Haunting in similarity to the threat of nuclear annihilation we face today, Rediscovering Darwin opens during the tension of the Cold War. With the mindset of “survival of the fittest” driving the U.S. and Russia toward nuclear oblivion, a handful of scientists from both sides meet secretly in Budapest.

Psychologist and evolutionary systems scientist David Loye—there in the secret meeting from the U.S. side, and author of this book—takes us into the still little known story of how, in a world desperate for order out of chaos, they decided to see if they could use chaos theory to replace “survival of the fittest” with a better theory of evolution.

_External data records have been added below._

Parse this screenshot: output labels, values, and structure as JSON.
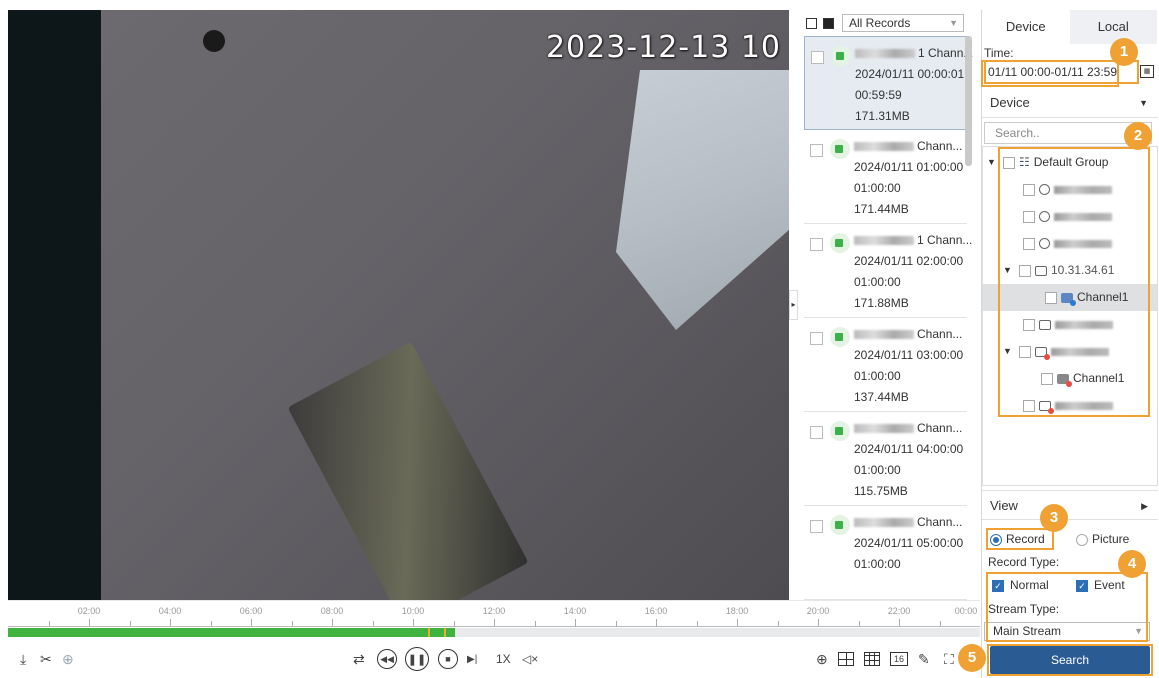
{
  "video": {
    "osd_timestamp": "2023-12-13 10"
  },
  "timeline": {
    "hour_labels": [
      "02:00",
      "04:00",
      "06:00",
      "08:00",
      "10:00",
      "12:00",
      "14:00",
      "16:00",
      "18:00",
      "20:00",
      "22:00",
      "00:00"
    ],
    "recorded_fraction": 0.46
  },
  "toolbar": {
    "speed": "1X",
    "grid_count": "16"
  },
  "records": {
    "filter": "All Records",
    "items": [
      {
        "channel": "1 Chann...",
        "start": "2024/01/11 00:00:01",
        "duration": "00:59:59",
        "size": "171.31MB",
        "selected": true
      },
      {
        "channel": "Chann...",
        "start": "2024/01/11 01:00:00",
        "duration": "01:00:00",
        "size": "171.44MB",
        "selected": false
      },
      {
        "channel": "1 Chann...",
        "start": "2024/01/11 02:00:00",
        "duration": "01:00:00",
        "size": "171.88MB",
        "selected": false
      },
      {
        "channel": "Chann...",
        "start": "2024/01/11 03:00:00",
        "duration": "01:00:00",
        "size": "137.44MB",
        "selected": false
      },
      {
        "channel": "Chann...",
        "start": "2024/01/11 04:00:00",
        "duration": "01:00:00",
        "size": "115.75MB",
        "selected": false
      },
      {
        "channel": "Chann...",
        "start": "2024/01/11 05:00:00",
        "duration": "01:00:00",
        "size": "",
        "selected": false
      }
    ]
  },
  "panel": {
    "tab_device": "Device",
    "tab_local": "Local",
    "time_label": "Time:",
    "time_value": "01/11 00:00-01/11 23:59",
    "device_dropdown": "Device",
    "search_placeholder": "Search..",
    "tree": {
      "group": "Default Group",
      "channel1_a": "Channel1",
      "channel1_b": "Channel1",
      "ip_partial": "10.31.34.61"
    },
    "view_label": "View",
    "record_option": "Record",
    "picture_option": "Picture",
    "record_type_label": "Record Type:",
    "normal_label": "Normal",
    "event_label": "Event",
    "stream_type_label": "Stream Type:",
    "stream_value": "Main Stream",
    "search_button": "Search"
  },
  "callouts": [
    "1",
    "2",
    "3",
    "4",
    "5"
  ],
  "colors": {
    "accent": "#f0a134",
    "primary_button": "#2a5c93",
    "record_green": "#3fb23f"
  }
}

In haunting contrast to what became the Darwin of “survival of the fittest,”“selfish genes,” and now the manic rampage of “winners versus losers,” an international advance research group found these six factors to “speed the evolution of our species” in the”lost” rest of Darwin: his long-ignored higher-order understanding of sex, love, community, the drive of the moral sense as primary in evolution, his long-ignored case for spirituality and the place and function of the positive teachings of religion in evolution, and how in what he wrote of “the morality of women,” Darwin even became a cautious forerunner of male support for the women’s movement.

Stage by stage, Rediscovering Darwin shows how, beginning in the 19th century then spanning the 20th into the 21st century, the rest of Darwin was wiped off the slate of history— but is now being reclaimed by a rising alliance of scientists and social activists.

In vivid portraits, many well known by name and the hopeful new excitement of their works and following, one can meet— and get to know and join —Darwin’s new heirs and heiresses opening the way to a better future for our battered species and planet.